Rare disease drugmaker Sarepta Therapeutics announced this week that it has received accelerated approval from the FDA for SRP-9001, to be sold as Elevidys.
The one-time treatment is a gene therapy based on adeno-associated virus, now approved for the treatment of ambulatory pediatric patients aged 4 through 5 years with Duchenne muscular dystrophy (DMD) who have a confirmed mutation in the DMD gene.
The drug's approval hinged on data from three ongoing clinical studies: SRP-9001-101, SRP-9001-102, and SRP-9001-103. The basis for accelerated approval primarily relied on data obtained from SRP-9001-102 and SRP-9001-103, with over 80 treated patients from all three studies contributing to the safety profile of the therapy.

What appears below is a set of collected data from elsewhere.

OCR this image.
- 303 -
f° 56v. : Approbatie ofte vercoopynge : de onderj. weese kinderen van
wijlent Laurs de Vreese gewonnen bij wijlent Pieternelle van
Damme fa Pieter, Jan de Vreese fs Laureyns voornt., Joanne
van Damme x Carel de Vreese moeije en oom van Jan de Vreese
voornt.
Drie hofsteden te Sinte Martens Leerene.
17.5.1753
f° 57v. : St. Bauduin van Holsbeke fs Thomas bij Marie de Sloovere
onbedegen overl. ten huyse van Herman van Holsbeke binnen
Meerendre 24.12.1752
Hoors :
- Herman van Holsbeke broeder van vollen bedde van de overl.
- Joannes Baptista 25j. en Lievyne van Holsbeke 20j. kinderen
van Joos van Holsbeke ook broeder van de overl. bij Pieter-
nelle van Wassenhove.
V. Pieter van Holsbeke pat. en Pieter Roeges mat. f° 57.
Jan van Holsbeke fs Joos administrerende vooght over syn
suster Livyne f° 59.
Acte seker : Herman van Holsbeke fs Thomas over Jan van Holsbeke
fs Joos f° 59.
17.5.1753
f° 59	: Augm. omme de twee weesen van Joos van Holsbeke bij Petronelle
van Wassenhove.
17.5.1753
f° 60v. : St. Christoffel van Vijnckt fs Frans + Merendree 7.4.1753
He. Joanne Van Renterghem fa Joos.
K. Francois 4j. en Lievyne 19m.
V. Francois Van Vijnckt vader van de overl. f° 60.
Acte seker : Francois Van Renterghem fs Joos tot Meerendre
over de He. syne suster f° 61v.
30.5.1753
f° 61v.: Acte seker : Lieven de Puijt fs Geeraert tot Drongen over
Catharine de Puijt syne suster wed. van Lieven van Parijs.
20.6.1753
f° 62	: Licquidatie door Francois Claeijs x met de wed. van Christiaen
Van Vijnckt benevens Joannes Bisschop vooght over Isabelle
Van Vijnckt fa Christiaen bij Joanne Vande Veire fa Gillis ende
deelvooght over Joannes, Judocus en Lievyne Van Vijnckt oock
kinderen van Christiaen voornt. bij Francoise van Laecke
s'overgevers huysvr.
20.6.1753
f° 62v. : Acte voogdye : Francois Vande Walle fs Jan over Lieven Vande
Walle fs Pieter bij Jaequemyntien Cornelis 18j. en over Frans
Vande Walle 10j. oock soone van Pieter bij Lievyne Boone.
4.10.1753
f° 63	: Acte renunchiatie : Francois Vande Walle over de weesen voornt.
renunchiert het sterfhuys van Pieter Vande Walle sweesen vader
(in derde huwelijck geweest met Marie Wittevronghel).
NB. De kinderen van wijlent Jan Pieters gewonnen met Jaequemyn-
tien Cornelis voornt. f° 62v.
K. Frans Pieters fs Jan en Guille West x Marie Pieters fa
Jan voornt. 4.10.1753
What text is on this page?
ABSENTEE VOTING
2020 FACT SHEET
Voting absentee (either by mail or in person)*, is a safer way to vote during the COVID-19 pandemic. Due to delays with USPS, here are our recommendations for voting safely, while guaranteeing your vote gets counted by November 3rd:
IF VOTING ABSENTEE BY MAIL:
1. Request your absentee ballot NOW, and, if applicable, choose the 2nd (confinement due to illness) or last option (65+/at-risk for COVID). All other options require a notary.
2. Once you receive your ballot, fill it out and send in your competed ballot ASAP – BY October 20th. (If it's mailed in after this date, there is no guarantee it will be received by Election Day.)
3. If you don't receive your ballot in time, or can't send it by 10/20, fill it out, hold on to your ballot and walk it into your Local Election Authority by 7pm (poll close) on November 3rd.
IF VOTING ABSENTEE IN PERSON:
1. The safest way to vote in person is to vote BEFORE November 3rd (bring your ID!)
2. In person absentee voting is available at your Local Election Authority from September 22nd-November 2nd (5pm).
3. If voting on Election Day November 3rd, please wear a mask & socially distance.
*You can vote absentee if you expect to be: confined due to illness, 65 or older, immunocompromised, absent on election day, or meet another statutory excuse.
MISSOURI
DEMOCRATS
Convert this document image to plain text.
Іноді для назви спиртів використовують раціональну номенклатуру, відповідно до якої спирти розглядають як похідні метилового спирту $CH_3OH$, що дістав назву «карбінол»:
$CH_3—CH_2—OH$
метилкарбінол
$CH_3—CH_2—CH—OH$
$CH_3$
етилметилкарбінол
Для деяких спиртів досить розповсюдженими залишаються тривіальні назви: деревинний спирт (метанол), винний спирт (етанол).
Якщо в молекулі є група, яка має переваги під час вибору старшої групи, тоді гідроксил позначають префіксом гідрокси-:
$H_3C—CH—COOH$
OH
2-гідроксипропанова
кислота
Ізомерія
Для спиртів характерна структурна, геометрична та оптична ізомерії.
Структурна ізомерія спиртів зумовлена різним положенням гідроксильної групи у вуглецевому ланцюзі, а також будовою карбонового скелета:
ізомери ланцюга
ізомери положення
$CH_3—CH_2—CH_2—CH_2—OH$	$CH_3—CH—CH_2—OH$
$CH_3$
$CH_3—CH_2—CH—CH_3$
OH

During a conference call with investors, CEO Douglas Ingram stated that the therapy — which will be manufactured by Catalent — has a wholesale acquisition cost of $3.2 million. The price tag makes it the second most expensive prescription drug available currently, behind CSL Behring's Hemgenix.
Ingram also expressed the significance of the approval by stating, "The approval of Elevidys is a landmark moment for Duchenne treatment. Elevidys is the first and only gene therapy authorized for Duchenne, and this approval brings us closer to our objective of introducing a treatment that has the potential to change the course of this degenerative disease."
Developed in collaboration with Roche, the drug facilitates the specific generation of functional parts of dystrophin, a protein crucial for DMD, genetic mutations affect the protein's structure, impairing its normal function and leading to various musculoskeletal symptoms. Although the disease is rare, it is life-threatening and affects around 1 in every 3,500-5,000 newborn boys annually.